The post impressionist work of Cezanne is known to have inspired many from the Cubist art movement, such as Pablo Picasso, Georges Braque and Juan Gris.
Cezanne himself used the French countryside to fire his imagination, though more contrived still life and portrait paintings also figure prominently with in his career.
The work of this famous French painter has been loosely categorised into four categories, namely his dark period, followed by his impressionist period, mature period and then the final years of his work. Each of these were spent in either Paris, Provence, or a combination of the two.
Cezanne's influence went far beyond the boundaries of his own country, though. The role of Paris at that time was highly significant in the art world, with creative artists from all across Europe spending time in the city in order to share ideas with likeminded people.
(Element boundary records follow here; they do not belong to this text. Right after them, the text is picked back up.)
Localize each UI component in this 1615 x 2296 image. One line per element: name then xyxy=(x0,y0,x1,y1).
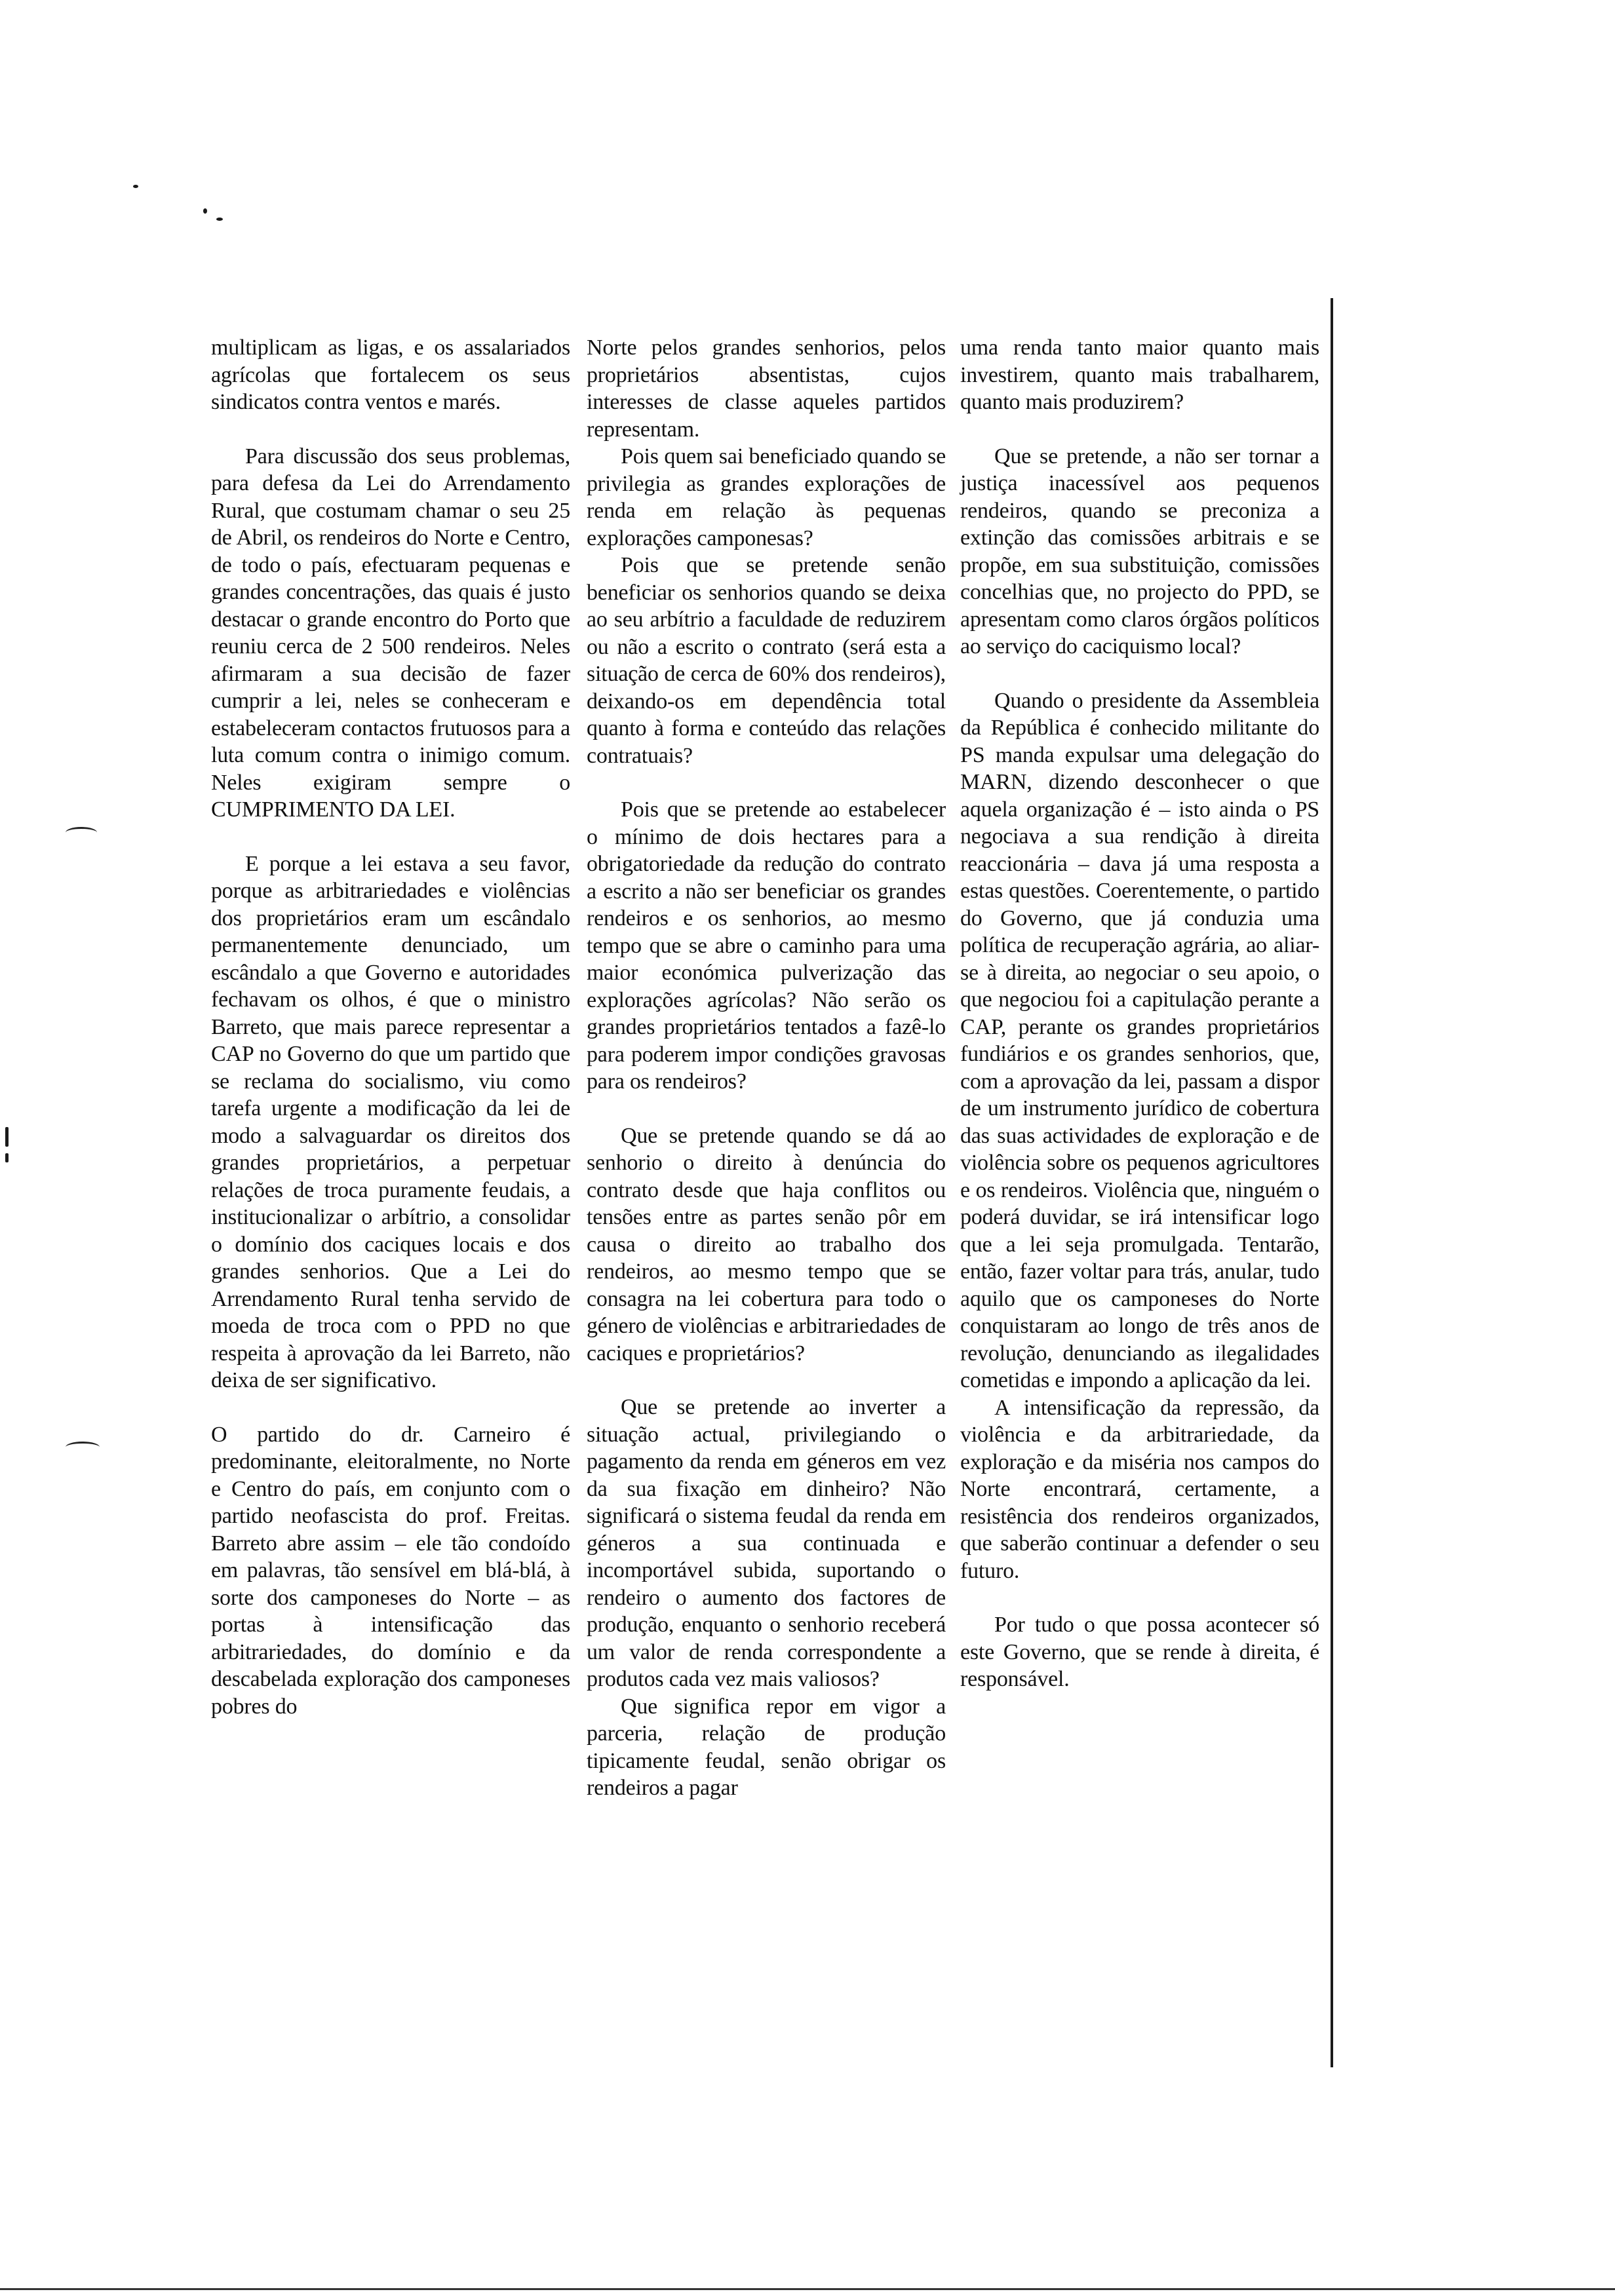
article-paragraph: Que significa repor em vigor a parceria, relação de produção tipicamente feudal, senão obrigar os rendeiros a pagar xyxy=(587,1694,946,1800)
article-paragraph: Norte pelos grandes senhorios, pelos proprietários absentistas, cujos interesses de classe aqueles partidos representam. xyxy=(587,335,946,442)
article-paragraph: Pois que se pretende ao estabelecer o mínimo de dois hectares para a obrigatoriedade da redução do contrato a escrito a não ser beneficiar os grandes rendeiros e os senhorios, ao mesmo tempo que se abre o caminho para uma maior económica pulverização das explorações agrícolas? Não serão os grandes proprietários tentados a fazê-lo para poderem impor condições gravosas para os rendeiros? xyxy=(587,797,946,1094)
scan-speck xyxy=(5,1153,9,1162)
margin-mark xyxy=(66,827,97,838)
article-paragraph: A intensificação da repressão, da violência e da arbitrariedade, da exploração e da miséria nos campos do Norte encontrará, certamente, a resistência dos rendeiros organizados, que saberão continuar a defender o seu futuro. xyxy=(960,1395,1319,1583)
article-paragraph: uma renda tanto maior quanto mais investirem, quanto mais trabalharem, quanto mais produzirem? xyxy=(960,335,1319,414)
article-paragraph: multiplicam as ligas, e os assalariados agrícolas que fortalecem os seus sindicatos contra ventos e marés. xyxy=(211,335,570,414)
scan-speck xyxy=(216,218,223,221)
article-column-1 xyxy=(211,334,570,1720)
article-paragraph: Pois que se pretende senão beneficiar os senhorios quando se deixa ao seu arbítrio a faculdade de reduzirem ou não a escrito o contrato (será esta a situação de cerca de 60% dos rendeiros), deixando-os em dependência total quanto à forma e conteúdo das relações contratuais? xyxy=(587,553,946,768)
article-paragraph: Por tudo o que possa acontecer só este Governo, que se rende à direita, é responsável. xyxy=(960,1613,1319,1691)
scan-speck xyxy=(5,1127,9,1147)
article-paragraph: Que se pretende quando se dá ao senhorio o direito à denúncia do contrato desde que haja conflitos ou tensões entre as partes senão pôr em causa o direito ao trabalho dos rendeiros, ao mesmo tempo que se consagra na lei cobertura para todo o género de violências e arbitrariedades de caciques e proprietários? xyxy=(587,1123,946,1366)
article-paragraph: Pois quem sai beneficiado quando se privilegia as grandes explorações de renda em relação às pequenas explorações camponesas? xyxy=(587,444,946,550)
article-paragraph: E porque a lei estava a seu favor, porque as arbitrariedades e violências dos proprietários eram um escândalo permanentemente denunciado, um escândalo a que Governo e autoridades fechavam os olhos, é que o ministro Barreto, que mais parece representar a CAP no Governo do que um partido que se reclama do socialismo, viu como tarefa urgente a modificação da lei de modo a salvaguardar os direitos dos grandes proprietários, a perpetuar relações de troca puramente feudais, a institucionalizar o arbítrio, a consolidar o domínio dos caciques locais e dos grandes senhorios. Que a Lei do Arrendamento Rural tenha servido de moeda de troca com o PPD no que respeita à aprovação da lei Barreto, não deixa de ser significativo. xyxy=(211,851,570,1392)
article-paragraph: O partido do dr. Carneiro é predominante, eleitoralmente, no Norte e Centro do país, em conjunto com o partido neofascista do prof. Freitas. Barreto abre assim – ele tão condoído em palavras, tão sensível em blá-blá, à sorte dos camponeses do Norte – as portas à intensificação das arbitrariedades, do domínio e da descabelada exploração dos camponeses pobres do xyxy=(211,1422,570,1719)
article-column-3 xyxy=(960,334,1319,1693)
column-rule xyxy=(1331,298,1333,2067)
article-paragraph: Quando o presidente da Assembleia da República é conhecido militante do PS manda expulsar uma delegação do MARN, dizendo desconhecer o que aquela organização é – isto ainda o PS negociava a sua rendição à direita reaccionária – dava já uma resposta a estas questões. Coerentemente, o partido do Governo, que já conduzia uma política de recuperação agrária, ao aliar-se à direita, ao negociar o seu apoio, o que negociou foi a capitulação perante a CAP, perante os grandes proprietários fundiários e os grandes senhorios, que, com a aprovação da lei, passam a dispor de um instrumento jurídico de cobertura das suas actividades de exploração e de violência sobre os pequenos agricultores e os rendeiros. Violência que, ninguém o poderá duvidar, se irá intensificar logo que a lei seja promulgada. Tentarão, então, fazer voltar para trás, anular, tudo aquilo que os camponeses do Norte conquistaram ao longo de três anos de revolução, denunciando as ilegalidades cometidas e impondo a aplicação da lei. xyxy=(960,688,1319,1392)
article-column-2 xyxy=(587,334,946,1802)
margin-mark xyxy=(66,1442,100,1453)
article-paragraph: Que se pretende, a não ser tornar a justiça inacessível aos pequenos rendeiros, quando se preconiza a extinção das comissões arbitrais e se propõe, em sua substituição, comissões concelhias que, no projecto do PPD, se apresentam como claros órgãos políticos ao serviço do caciquismo local? xyxy=(960,444,1319,659)
scan-speck xyxy=(203,208,207,214)
scan-edge-line xyxy=(0,2288,1615,2290)
article-paragraph: Que se pretende ao inverter a situação actual, privilegiando o pagamento da renda em géneros em vez da sua fixação em dinheiro? Não significará o sistema feudal da renda em géneros a sua continuada e incomportável subida, suportando o rendeiro o aumento dos factores de produção, enquanto o senhorio receberá um valor de renda correspondente a produtos cada vez mais valiosos? xyxy=(587,1395,946,1691)
article-paragraph: Para discussão dos seus problemas, para defesa da Lei do Arrendamento Rural, que costumam chamar o seu 25 de Abril, os rendeiros do Norte e Centro, de todo o país, efectuaram pequenas e grandes concentrações, das quais é justo destacar o grande encontro do Porto que reuniu cerca de 2 500 rendeiros. Neles afirmaram a sua decisão de fazer cumprir a lei, neles se conheceram e estabeleceram contactos frutuosos para a luta comum contra o inimigo comum. Neles exigiram sempre o CUMPRIMENTO DA LEI. xyxy=(211,444,570,822)
scan-speck xyxy=(133,185,138,188)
The likes of Modigliani, Monet, Toulouse-Lautrec and many more famous artists made significant progression in their careers during their time in the French capital.
Discussion of Cezanne's work would then spread to the likes of Italy, UK, Germany, Spain from those who had come across his art work in Paris.
Cezanne struggled initially for academic acclaim, but younger artists were already very much inspired by his work by the time of the 1907 retrospective of his work in Paris. If was now that he was to receive the respect that his work deserved, and this single exhibition was to prove highly significant in the subsequent formation of the Cubist art movement.
Besides the cubists, there were also many other abstract artists who also drew on the work of Cezanne, such as Paul Klee and Kasimir Malevich.